Trust agents by testing them.
A dependency-light eval harness for memory drift, stale facts, tool honesty, current-truth override, incomplete replies, and transcript health.
What It Catches
- Stale memory leaks stated as current truth
- Unsupported claims of web or live tool access
- Incomplete replies and dangling thoughts
- Missing reasoning on complex recommendations
- Transcript-level drift and answer bloat
Why It Matters
Agent demos are easy. Reliable agents need repeatable checks, failure-path examples, and evidence that quality is improving instead of drifting.

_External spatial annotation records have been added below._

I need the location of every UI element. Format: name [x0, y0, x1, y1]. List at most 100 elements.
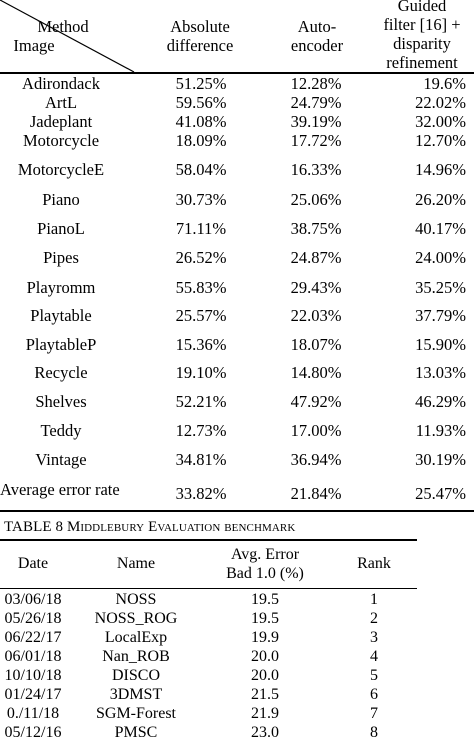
- cell-absolute: 33.82%: [175, 484, 227, 503]
- table-row: MotorcycleE 58.04% 16.33% 14.96%: [0, 160, 474, 180]
- cell-autoencoder: 39.19%: [290, 112, 342, 131]
- cell-image: PlaytableP: [25, 335, 97, 354]
- cell-date: 10/10/18: [4, 667, 62, 684]
- table-row: 05/26/18 NOSS_ROG 19.5 2: [0, 609, 417, 628]
- cell-autoencoder: 16.33%: [290, 160, 342, 179]
- table-row: 05/12/16 PMSC 23.0 8: [0, 723, 417, 742]
- cell-date: 03/06/18: [4, 591, 62, 608]
- col-header-guided-line1: Guided: [397, 0, 447, 15]
- table2-top-rule: [0, 539, 417, 541]
- cell-error: 20.0: [251, 667, 279, 684]
- table-caption: TABLE 8 Middlebury Evaluation benchmark: [4, 518, 295, 536]
- table-row: Recycle 19.10% 14.80% 13.03%: [0, 363, 474, 383]
- col-header-rank: Rank: [357, 555, 391, 572]
- cell-image: Vintage: [35, 450, 87, 469]
- cell-date: 0./11/18: [6, 705, 60, 722]
- cell-guided: 30.19%: [415, 450, 466, 469]
- cell-image: ArtL: [44, 93, 78, 112]
- cell-guided: 12.70%: [415, 131, 466, 150]
- cell-absolute: 12.73%: [175, 421, 227, 440]
- cell-guided: 26.20%: [415, 190, 466, 209]
- cell-name: NOSS_ROG: [94, 610, 178, 627]
- cell-date: 05/26/18: [4, 610, 62, 627]
- cell-error: 20.0: [251, 648, 279, 665]
- cell-guided: 19.6%: [423, 74, 466, 93]
- cell-image: Piano: [42, 190, 80, 209]
- cell-name: NOSS: [115, 591, 157, 608]
- cell-absolute: 34.81%: [175, 450, 227, 469]
- table-row: 06/22/17 LocalExp 19.9 3: [0, 628, 417, 647]
- col-header-guided-line3: disparity: [393, 34, 451, 53]
- cell-guided: 24.00%: [415, 248, 466, 267]
- cell-guided: 22.02%: [415, 93, 466, 112]
- cell-absolute: 52.21%: [175, 392, 227, 411]
- cell-image: Teddy: [40, 421, 82, 440]
- cell-rank: 4: [370, 648, 378, 665]
- cell-autoencoder: 36.94%: [290, 450, 342, 469]
- cell-absolute: 71.11%: [175, 219, 227, 238]
- cell-rank: 2: [370, 610, 378, 627]
- table-row: PlaytableP 15.36% 18.07% 15.90%: [0, 335, 474, 355]
- col-header-absolute-line2: difference: [166, 36, 234, 55]
- cell-autoencoder: 38.75%: [290, 219, 342, 238]
- cell-rank: 5: [370, 667, 378, 684]
- cell-error: 23.0: [251, 724, 279, 741]
- cell-autoencoder: 17.72%: [290, 131, 342, 150]
- cell-date: 06/01/18: [4, 648, 62, 665]
- cell-autoencoder: 24.79%: [290, 93, 342, 112]
- cell-image: Playtable: [30, 306, 92, 325]
- cell-name: 3DMST: [109, 686, 163, 703]
- col-header-guided-filter: Guided filter [16] + disparity refinemen…: [370, 0, 474, 72]
- col-header-name: Name: [116, 555, 156, 572]
- table-row: Vintage 34.81% 36.94% 30.19%: [0, 450, 474, 470]
- cell-absolute: 26.52%: [175, 248, 227, 267]
- table2-header: Date Name Rank Avg. Error Bad 1.0 (%): [0, 543, 417, 587]
- table-row: Adirondack 51.25% 12.28% 19.6%: [0, 74, 474, 94]
- cell-autoencoder: 17.00%: [290, 421, 342, 440]
- cell-rank: 8: [370, 724, 378, 741]
- cell-guided: 32.00%: [415, 112, 466, 131]
- cell-guided: 37.79%: [415, 306, 466, 325]
- cell-autoencoder: 14.80%: [290, 363, 342, 382]
- cell-error: 19.5: [251, 610, 279, 627]
- table-row: Jadeplant 41.08% 39.19% 32.00%: [0, 112, 474, 132]
- cell-absolute: 19.10%: [175, 363, 227, 382]
- cell-autoencoder: 21.84%: [290, 484, 342, 503]
- cell-absolute: 59.56%: [175, 93, 227, 112]
- header-rule: [0, 72, 474, 74]
- col-header-absolute-line1: Absolute: [170, 17, 230, 36]
- cell-image: MotorcycleE: [17, 160, 105, 179]
- header-diagonal-divider: [0, 0, 135, 73]
- table-row: 06/01/18 Nan_ROB 20.0 4: [0, 647, 417, 666]
- caption-title: Middlebury Evaluation benchmark: [66, 519, 296, 535]
- table-row: Teddy 12.73% 17.00% 11.93%: [0, 421, 474, 441]
- cell-autoencoder: 29.43%: [290, 278, 342, 297]
- table-row: Playtable 25.57% 22.03% 37.79%: [0, 306, 474, 326]
- cell-guided: 14.96%: [415, 160, 466, 179]
- cell-autoencoder: 47.92%: [290, 392, 342, 411]
- table-row: 10/10/18 DISCO 20.0 5: [0, 666, 417, 685]
- cell-guided: 25.47%: [415, 484, 466, 503]
- cell-error: 21.9: [251, 705, 279, 722]
- cell-guided: 11.93%: [415, 421, 466, 440]
- cell-autoencoder: 22.03%: [290, 306, 342, 325]
- cell-name: LocalExp: [104, 629, 168, 646]
- cell-image: Playromm: [26, 278, 96, 297]
- table-row: ArtL 59.56% 24.79% 22.02%: [0, 93, 474, 113]
- caption-number: TABLE 8: [4, 519, 64, 535]
- cell-error: 19.9: [251, 629, 279, 646]
- cell-absolute: 25.57%: [175, 306, 227, 325]
- table-row: PianoL 71.11% 38.75% 40.17%: [0, 219, 474, 239]
- cell-guided: 13.03%: [415, 363, 466, 382]
- cell-guided: 40.17%: [415, 219, 466, 238]
- method-header-label: Method: [37, 17, 89, 36]
- cell-date: 01/24/17: [4, 686, 62, 703]
- cell-rank: 6: [370, 686, 378, 703]
- table2-header-rule: [0, 588, 417, 589]
- cell-image: Adirondack: [22, 74, 100, 93]
- cell-absolute: 51.25%: [175, 74, 227, 93]
- cell-absolute: 55.83%: [175, 278, 227, 297]
- table-header: Method Image Absolute difference Auto- e…: [0, 0, 474, 73]
- table-row-average: Average error rate 33.82% 21.84% 25.47%: [0, 480, 474, 504]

This project came from hardening Project Maxima, a persistent AI journal partner and memory system.
Quick Start
python -m agent_reliability_arena run --cases cases/maxima_foundation.json --transcript examples/maxima_transcript_sample.jsonl --out runs/latest.json python -m agent_reliability_arena dashboard --report runs/latest.json --out runs/dashboard.html
Proof
Foundation suite passes cleanly at 100/100. The intentional drift demo drops to 40/100, proving the arena catches failures instead of only celebrating happy paths.
Maxima Daily Trend
The Arena can import Maxima's private Eval Lab, strip token URLs, append compact daily trend rows, and publish a static dashboard.
Automation
The scheduled GitHub Action runs at 09:00 IST when MAXIMA_SYNC_SECRET is configured in repo secrets.